If you’ve ever wanted to know what it’s like to live in a snow globe, visit Shirakawa-Go. This alpine district is famous for its historic villages, which are smothered in snow during the winter months (it’s hard to see beyond your own feet!).

Ogimachi is perhaps the most visited settlement in Shirakawa-Go. Home to a mere 600 residents, it’s heaving with tourists practically all year round. If you want to spend a night in one of its traditional farmhouses and catch a glimpse into rural Japanese life, you’ll need to book well in advance. Dating back to the 12th Century, these heritage listed sites hold a special place in the heart of the Japanese, who love to visit them as much as international travellers do.

During the winter season, Ogimachi is also famed for its evening illumination. Tourists brave the cold and queue for hours at the local observatory to see the village light up like the star-studded sky. While the journey to this moment is pretty arduous, it’s impossible to wipe the stupid smile off your face once you’ve witnessed something so magical.

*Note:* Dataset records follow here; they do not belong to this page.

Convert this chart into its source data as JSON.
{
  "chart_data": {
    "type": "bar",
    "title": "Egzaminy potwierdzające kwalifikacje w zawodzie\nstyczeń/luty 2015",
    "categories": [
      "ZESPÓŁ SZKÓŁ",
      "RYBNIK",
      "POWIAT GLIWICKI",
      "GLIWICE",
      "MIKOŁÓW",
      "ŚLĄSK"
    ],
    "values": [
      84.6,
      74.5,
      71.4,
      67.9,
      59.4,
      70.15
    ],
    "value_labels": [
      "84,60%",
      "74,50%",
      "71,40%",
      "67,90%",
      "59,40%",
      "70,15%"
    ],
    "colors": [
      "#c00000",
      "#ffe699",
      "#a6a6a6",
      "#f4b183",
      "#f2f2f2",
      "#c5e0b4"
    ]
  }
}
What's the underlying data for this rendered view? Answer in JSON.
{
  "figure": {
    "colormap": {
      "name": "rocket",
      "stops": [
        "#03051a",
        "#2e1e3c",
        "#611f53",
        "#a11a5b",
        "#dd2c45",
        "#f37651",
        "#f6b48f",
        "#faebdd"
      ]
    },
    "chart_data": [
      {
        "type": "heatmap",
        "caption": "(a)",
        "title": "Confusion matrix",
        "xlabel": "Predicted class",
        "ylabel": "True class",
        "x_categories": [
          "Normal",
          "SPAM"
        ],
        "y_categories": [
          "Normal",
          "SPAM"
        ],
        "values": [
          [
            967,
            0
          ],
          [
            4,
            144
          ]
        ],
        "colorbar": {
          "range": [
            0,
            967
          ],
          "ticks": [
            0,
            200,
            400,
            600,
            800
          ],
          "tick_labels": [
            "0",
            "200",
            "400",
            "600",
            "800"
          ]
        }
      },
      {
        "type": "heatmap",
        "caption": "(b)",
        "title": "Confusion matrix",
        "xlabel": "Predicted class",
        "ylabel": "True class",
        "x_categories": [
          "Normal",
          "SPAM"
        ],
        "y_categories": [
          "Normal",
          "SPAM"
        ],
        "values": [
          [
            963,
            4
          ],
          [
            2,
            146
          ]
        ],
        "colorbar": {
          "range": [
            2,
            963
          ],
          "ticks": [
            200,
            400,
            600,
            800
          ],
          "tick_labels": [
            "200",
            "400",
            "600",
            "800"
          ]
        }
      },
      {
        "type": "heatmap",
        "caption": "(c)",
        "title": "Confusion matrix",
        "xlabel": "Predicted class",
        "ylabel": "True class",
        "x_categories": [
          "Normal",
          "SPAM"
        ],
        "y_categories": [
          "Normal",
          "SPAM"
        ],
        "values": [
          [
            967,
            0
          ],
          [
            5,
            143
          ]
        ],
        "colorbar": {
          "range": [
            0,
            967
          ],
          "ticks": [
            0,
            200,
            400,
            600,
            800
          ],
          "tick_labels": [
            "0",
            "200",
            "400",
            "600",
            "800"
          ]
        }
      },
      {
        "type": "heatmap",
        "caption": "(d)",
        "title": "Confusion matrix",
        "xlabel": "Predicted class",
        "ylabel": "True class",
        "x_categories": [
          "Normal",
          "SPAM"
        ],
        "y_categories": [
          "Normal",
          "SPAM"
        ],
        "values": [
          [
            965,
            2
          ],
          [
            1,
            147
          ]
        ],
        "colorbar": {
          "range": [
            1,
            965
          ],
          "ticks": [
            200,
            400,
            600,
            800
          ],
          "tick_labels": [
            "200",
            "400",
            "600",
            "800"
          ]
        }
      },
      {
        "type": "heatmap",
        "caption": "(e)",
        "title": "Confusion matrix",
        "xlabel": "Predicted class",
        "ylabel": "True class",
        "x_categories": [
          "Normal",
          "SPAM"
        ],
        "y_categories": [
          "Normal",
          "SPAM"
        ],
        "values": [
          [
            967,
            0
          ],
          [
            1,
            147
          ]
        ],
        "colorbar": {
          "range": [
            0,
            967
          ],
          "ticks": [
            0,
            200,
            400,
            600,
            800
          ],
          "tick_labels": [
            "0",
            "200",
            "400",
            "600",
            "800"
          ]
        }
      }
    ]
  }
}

It doesn’t matter if you’re in a city, country village or on the coastline, there’s nothing quite like winter in Japan. I feel like my two-week stint barely scratched the surface of what’s on offer during the cooler months, let alone the rest of the year. I’ve heard each season offers a completely different experience of Japan and I can’t wait to visit again so I can put this theory to the test. The cherry blossoms are calling! What’s your favourite time to visit Japan? What are some of your fondest memories from your travels there? Let me know so I can chuck them on my bucket list.